A real-world study confirms that circulating tumor DNA (ctDNA)–defined minimal residual disease (MRD) is highly prognostic for recurrence in patients with colorectal cancer (CRC) after curative intent, even after adjusting for current clinicopathologic features. The INTERCEPT program enrolled patients undergoing curative intent surgery for stages II-IV CRC at MD Anderson Cancer Center. After a median follow-up of 13 months, the 12-month disease-free survival (DFS) was 86.8% in the ctDNA-negative cohort compared with 15.9% for patients with at least 1 ctDNA-positive test.
The data offer support for the feasibility of incorporating ctDNA testing as part of routine surveillance, according to Giulia Maddalena, MD, and colleagues, who reported their findings in a poster presented at the 2024 American Society of Clinical Oncology (ASCO) Gastrointestinal Cancers Symposium.
In patients with a positive ctDNA test, the median lead time to relapse was 3.0 months, and if patients with concomitant relapse were excluded, the median lead time was extended to 5.6 months. Dr Maddalena, from The University of Texas MD Anderson Cancer Center, Houston, said, “Our study adds to the body of literature that helps improve stratification of colorectal cancer patients after surgery based on risk of recurrence that will eventually aid in better approaches for adjuvant therapies and improve staging. When MRD is detected during surveillance, there is a window of opportunity during the lead time to prevent eventual recurrence. Clinical trials are ongoing testing this hypothesis.” Only in a few cases did the test fail in relapse detection, the investigators noted.
The prognostic implication of MRD had been reported in observational cohorts, but little information had existed on the impact of returning and acting on ctDNA results on the subsequent ability to detect radiographic disease.
A total of 1140 patients were included in the INTERCEPT study. Patients had MRD testing integrated into routine colorectal cancer clinical care. Routine surveillance visits were performed according to National Comprehensive Cancer Network Guidelines, with the addition of ctDNA testing to each surveillance visit. A tumor-informed MRD assay was drawn postoperatively and every 3 months, and the results were returned to patients and providers, offering, according to the researchers, “opportunities to understand the prognostic performance of ctDNA in practice, including the rate of false negatives defined as radiographic recurrence without detectable ctDNA.”
At least one ctDNA-positive result was obtained in 338 patients (29.6%). Patients with advanced disease were more likely to have ctDNA detected postoperativly compared with patients with localized disease (odds ratio, 5.2; P<.0001).
With a median follow-up time of 13.0 months, the median DFS was not reached in the ctDNA-negative cohort compared with patients with at least 1 ctDNA-positive test (hazard ratio, 12.0; P<.0001).

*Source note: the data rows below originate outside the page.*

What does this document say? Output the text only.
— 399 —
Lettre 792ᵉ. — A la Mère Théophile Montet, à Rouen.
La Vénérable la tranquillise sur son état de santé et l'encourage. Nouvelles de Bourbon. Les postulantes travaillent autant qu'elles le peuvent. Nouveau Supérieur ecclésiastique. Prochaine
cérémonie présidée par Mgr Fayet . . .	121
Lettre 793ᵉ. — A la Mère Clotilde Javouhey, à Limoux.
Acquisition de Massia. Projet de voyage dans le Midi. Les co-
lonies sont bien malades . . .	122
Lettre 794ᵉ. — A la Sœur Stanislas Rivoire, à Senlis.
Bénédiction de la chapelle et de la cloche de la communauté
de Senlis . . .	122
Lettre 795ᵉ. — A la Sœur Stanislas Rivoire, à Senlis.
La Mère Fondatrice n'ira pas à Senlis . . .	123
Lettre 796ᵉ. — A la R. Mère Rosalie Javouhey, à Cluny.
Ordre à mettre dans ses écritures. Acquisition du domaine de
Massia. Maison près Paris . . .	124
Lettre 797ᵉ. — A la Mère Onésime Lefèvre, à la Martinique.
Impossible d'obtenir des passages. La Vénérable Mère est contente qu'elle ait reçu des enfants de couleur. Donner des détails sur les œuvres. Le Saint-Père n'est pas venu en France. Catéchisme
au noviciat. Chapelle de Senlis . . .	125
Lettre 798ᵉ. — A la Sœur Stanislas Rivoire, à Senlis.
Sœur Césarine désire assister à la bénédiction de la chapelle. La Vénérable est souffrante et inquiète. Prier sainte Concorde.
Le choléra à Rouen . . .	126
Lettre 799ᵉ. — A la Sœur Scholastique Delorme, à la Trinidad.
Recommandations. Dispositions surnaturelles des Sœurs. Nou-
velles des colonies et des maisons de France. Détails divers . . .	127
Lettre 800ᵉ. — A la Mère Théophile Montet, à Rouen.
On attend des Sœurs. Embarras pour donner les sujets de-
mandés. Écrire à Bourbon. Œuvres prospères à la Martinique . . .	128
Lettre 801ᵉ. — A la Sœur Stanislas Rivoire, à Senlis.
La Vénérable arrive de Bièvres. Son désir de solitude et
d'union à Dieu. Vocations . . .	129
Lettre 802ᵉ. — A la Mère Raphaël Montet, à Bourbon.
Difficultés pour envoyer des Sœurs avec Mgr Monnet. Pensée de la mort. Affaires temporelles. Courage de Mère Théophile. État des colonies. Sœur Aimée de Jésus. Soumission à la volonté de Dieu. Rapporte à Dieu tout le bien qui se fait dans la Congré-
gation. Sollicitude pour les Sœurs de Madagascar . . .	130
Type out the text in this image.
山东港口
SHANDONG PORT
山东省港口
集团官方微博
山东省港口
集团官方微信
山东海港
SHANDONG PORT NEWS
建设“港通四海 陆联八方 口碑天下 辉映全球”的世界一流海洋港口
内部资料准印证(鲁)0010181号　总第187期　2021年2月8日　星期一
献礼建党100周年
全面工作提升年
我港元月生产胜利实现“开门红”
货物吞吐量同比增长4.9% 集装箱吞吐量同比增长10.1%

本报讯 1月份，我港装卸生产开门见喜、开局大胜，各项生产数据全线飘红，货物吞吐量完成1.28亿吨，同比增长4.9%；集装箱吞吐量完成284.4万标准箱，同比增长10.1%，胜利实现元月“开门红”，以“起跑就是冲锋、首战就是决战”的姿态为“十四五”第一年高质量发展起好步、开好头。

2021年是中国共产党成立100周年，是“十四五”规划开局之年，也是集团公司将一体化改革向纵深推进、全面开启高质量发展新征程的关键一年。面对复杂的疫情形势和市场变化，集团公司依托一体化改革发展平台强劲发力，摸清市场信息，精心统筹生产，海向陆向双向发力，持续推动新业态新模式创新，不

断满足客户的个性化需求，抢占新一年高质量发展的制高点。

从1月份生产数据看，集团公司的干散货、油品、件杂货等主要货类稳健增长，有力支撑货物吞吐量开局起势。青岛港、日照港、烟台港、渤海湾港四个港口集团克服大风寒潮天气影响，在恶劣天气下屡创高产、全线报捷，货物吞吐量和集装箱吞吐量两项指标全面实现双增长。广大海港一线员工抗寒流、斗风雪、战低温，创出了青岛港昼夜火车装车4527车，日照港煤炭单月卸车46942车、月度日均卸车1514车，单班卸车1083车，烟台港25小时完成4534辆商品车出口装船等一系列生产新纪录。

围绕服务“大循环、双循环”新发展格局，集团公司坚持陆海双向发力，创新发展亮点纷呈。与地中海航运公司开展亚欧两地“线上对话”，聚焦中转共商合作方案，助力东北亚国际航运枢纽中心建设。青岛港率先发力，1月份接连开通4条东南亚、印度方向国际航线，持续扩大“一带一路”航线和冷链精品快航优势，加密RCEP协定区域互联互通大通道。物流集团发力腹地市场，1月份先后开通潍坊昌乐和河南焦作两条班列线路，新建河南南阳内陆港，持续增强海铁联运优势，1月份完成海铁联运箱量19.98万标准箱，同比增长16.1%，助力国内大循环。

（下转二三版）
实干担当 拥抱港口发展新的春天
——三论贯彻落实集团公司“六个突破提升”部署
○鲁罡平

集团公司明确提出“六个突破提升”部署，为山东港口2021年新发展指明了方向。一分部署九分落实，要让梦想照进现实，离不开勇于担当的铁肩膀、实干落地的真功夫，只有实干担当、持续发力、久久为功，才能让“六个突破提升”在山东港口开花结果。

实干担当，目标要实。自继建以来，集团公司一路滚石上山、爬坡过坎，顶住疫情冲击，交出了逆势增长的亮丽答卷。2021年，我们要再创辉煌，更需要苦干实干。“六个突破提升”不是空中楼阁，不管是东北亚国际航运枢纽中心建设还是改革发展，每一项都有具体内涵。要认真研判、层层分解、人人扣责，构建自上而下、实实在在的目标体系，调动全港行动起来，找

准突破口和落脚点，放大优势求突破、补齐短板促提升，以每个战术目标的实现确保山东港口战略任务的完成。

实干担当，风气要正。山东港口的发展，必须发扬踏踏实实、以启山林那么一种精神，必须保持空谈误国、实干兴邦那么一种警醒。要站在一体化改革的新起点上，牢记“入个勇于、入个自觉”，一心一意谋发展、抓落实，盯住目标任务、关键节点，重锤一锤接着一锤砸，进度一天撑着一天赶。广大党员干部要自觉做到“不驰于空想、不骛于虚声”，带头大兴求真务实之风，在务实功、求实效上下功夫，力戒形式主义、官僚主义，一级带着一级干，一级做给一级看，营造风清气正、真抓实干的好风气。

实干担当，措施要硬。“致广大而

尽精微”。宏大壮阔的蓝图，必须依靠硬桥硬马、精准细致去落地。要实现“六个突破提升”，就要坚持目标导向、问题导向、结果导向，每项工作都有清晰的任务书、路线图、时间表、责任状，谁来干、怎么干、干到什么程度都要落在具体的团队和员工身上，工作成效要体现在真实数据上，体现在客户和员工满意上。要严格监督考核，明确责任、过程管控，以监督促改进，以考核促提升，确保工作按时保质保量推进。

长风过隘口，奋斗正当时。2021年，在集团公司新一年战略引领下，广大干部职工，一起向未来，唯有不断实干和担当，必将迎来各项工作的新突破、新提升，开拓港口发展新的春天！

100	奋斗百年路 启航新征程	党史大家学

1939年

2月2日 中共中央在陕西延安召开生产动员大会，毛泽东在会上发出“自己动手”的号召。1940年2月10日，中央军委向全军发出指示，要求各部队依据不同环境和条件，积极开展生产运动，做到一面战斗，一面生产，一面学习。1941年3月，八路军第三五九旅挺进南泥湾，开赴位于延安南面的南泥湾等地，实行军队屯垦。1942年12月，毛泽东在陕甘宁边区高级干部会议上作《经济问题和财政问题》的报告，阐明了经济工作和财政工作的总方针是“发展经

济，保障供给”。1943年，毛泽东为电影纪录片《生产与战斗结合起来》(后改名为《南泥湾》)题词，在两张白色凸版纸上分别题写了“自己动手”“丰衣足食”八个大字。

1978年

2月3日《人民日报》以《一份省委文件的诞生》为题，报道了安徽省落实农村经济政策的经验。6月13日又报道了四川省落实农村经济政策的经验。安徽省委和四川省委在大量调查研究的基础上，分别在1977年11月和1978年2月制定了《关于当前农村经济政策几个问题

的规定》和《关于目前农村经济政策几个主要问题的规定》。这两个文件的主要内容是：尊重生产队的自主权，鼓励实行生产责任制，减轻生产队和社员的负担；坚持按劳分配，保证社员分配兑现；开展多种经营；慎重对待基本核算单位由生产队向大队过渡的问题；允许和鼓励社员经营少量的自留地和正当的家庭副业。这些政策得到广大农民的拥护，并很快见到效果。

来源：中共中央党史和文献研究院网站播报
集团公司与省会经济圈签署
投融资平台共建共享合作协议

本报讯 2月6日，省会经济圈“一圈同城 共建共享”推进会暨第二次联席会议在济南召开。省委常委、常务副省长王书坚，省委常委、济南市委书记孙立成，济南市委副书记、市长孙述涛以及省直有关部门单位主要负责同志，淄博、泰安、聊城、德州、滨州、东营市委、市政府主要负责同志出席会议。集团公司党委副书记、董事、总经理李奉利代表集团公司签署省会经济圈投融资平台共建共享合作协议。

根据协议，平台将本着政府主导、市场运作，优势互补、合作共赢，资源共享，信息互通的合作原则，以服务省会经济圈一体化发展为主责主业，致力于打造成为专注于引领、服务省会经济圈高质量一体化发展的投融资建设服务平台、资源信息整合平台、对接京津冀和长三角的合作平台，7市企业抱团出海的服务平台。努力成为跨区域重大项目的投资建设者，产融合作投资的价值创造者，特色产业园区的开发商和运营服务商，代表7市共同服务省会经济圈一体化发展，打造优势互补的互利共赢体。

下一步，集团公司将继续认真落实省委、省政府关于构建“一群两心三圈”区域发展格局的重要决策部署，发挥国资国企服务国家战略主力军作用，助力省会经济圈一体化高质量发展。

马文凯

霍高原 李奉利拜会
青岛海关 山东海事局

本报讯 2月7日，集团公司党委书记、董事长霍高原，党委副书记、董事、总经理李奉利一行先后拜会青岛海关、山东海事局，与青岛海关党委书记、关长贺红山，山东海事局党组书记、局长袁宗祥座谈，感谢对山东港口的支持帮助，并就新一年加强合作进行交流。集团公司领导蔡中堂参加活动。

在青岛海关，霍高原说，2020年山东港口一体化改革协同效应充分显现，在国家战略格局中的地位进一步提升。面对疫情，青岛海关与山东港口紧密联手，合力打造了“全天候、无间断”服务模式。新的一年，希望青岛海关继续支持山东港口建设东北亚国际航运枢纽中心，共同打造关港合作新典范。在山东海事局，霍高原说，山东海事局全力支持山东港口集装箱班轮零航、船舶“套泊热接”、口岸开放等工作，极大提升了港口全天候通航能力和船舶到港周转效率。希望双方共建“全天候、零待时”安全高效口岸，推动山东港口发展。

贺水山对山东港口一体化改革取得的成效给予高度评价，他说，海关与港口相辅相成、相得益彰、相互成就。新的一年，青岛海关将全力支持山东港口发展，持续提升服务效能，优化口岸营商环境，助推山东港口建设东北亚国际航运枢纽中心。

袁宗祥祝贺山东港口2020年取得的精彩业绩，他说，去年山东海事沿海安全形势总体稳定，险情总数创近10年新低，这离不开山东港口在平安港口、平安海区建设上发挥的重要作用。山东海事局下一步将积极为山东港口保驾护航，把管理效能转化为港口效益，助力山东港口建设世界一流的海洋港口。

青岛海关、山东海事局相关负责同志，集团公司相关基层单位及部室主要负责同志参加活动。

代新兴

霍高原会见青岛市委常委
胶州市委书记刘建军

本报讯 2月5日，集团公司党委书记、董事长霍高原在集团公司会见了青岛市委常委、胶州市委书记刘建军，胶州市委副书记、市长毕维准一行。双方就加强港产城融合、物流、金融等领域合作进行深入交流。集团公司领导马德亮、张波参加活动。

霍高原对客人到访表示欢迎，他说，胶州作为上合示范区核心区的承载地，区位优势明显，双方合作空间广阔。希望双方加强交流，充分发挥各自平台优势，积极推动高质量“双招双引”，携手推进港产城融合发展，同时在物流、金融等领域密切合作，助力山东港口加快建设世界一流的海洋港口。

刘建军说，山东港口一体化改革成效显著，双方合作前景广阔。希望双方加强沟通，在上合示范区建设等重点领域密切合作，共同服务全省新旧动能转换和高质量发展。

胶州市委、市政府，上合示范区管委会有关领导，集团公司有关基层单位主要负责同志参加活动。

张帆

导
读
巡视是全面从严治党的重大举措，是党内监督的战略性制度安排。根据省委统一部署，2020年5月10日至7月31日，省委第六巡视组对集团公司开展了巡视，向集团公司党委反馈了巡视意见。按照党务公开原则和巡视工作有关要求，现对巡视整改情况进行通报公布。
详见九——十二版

When segregated by stage, ctDNA remained the most important predictor of outcomes. Patients with stage IV disease who were negative for ctDNA had better 12-month DFS rates than those with stage II disease who were ctDNA-positive. Among stage II patients, the 12-month DFS was 16.7% in those with ctDNA detected postoperatively compared with 94.9% in those with no detectable postoperative ctDNA. In the patients with stage III colorectal cancer, 12-month DFS was 34.9% in those with ctDNA detected postoperatively versus 93.3% when ctDNA was not detected, and in stage IV patients, the 12-month DFS rates were 12.4% and 74.1%, respectively.
The DFS was not reached for ctDNA-negative patients with localized disease; DFS was 21.7 months for those who were ctDNA-negative with an advanced tumor, was 7.7 months for those with localized tumors who were ctDNA-positive, and was 4.3 months for those with advanced disease who were ctDNA-positive.
A false negative ctDNA (negative test but macroscopic disease detection within 4 months) was detected in 17 patients, representing a rate of 1.49%. For 9 patients, relapse was detected on a single lesion: subcentimeter lung node in 6, to the liver in 2, and local relapse in 1.
“Based on these findings, ctDNA may be considered a standard of care for all stages of colon cancer and is prognostic of DFS,” said Cathy Eng, MD, from Vanderbilt-Ingram Cancer Center, Nashville, who was not involved in the study.